Bwe Hwa memandang tajam penuh selidik. Ia merasa heran dan curiga kepada Coa Leng Kun. Pemuda itu baru saja bertemu dan berkenalan dengannya, mengapa begitu baik hendak membantunya mendapatkan Pek-lui-kiam? Kebaikan yang berlebihan ini tentu mengandung niat dan pamrih. Ayahnya sudah menasihatkan kepadanya bahwa musuh yang paling berbahaya adalah orang yang bersikap terlalu baik kepadanya. Apakah pemuda ini diam-diam mengandung maksud jahat terhadap dirinya? Ia harus berhati-hati.

“Kun-ko, kenapa engkau begitu baik kepadaku?”:

Leng Kun tersenyum.
“Tentu saja, Hwa-moi. Bukankah kita telah bersahabat?”

“Hemm, baru saja kita bertemu dan berkenalan.”

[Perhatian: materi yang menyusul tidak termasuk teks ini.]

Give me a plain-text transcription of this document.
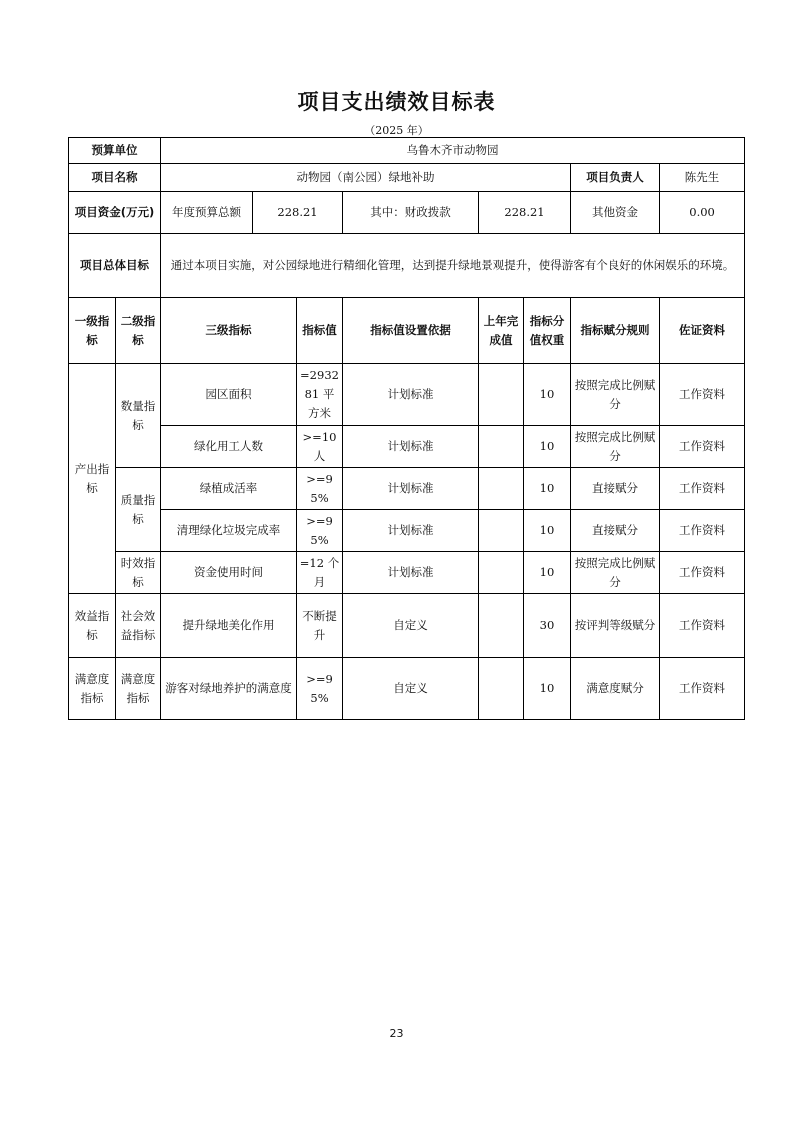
项目支出绩效目标表
（2025 年）
预算单位		乌鲁木齐市动物园							
项目名称		动物园（南公园）绿地补助						项目负责人	陈先生
项目资金(万元)		年度预算总额	228.21		其中：财政拨款	228.21		其他资金	0.00
项目总体目标		通过本项目实施，对公园绿地进行精细化管理，达到提升绿地景观提升，使得游客有个良好的休闲娱乐的环境。							
一级指标	二级指标	三级指标		指标值	指标值设置依据	上年完成值	指标分值权重	指标赋分规则	佐证资料
产出指标	数量指标	园区面积		=293281 平方米	计划标准		10	按照完成比例赋分	工作资料
		绿化用工人数		>=10人	计划标准		10	按照完成比例赋分	工作资料
	质量指标	绿植成活率		>=95%	计划标准		10	直接赋分	工作资料
		清理绿化垃圾完成率		>=95%	计划标准		10	直接赋分	工作资料
	时效指标	资金使用时间		=12 个月	计划标准		10	按照完成比例赋分	工作资料
效益指标	社会效益指标	提升绿地美化作用		不断提升	自定义		30	按评判等级赋分	工作资料
满意度指标	满意度指标	游客对绿地养护的满意度		>=95%	自定义		10	满意度赋分	工作资料
23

“Akan tetapi kita telah bertanding dan mengenal keadaan masing-masing. Aku merasa seolah sudah lama sekali kita berkenalan, Hwa-moi. Aku merasa kagum sekali kepadamu, dan suka sekali. Ah, sampai lupa aku! Hwa-moi, harimau ini telah kau bunuh, akan tetapi sia-sialah kalau dibiarkan begitu saja. Pernahkah engkau merasakan daging harimau?”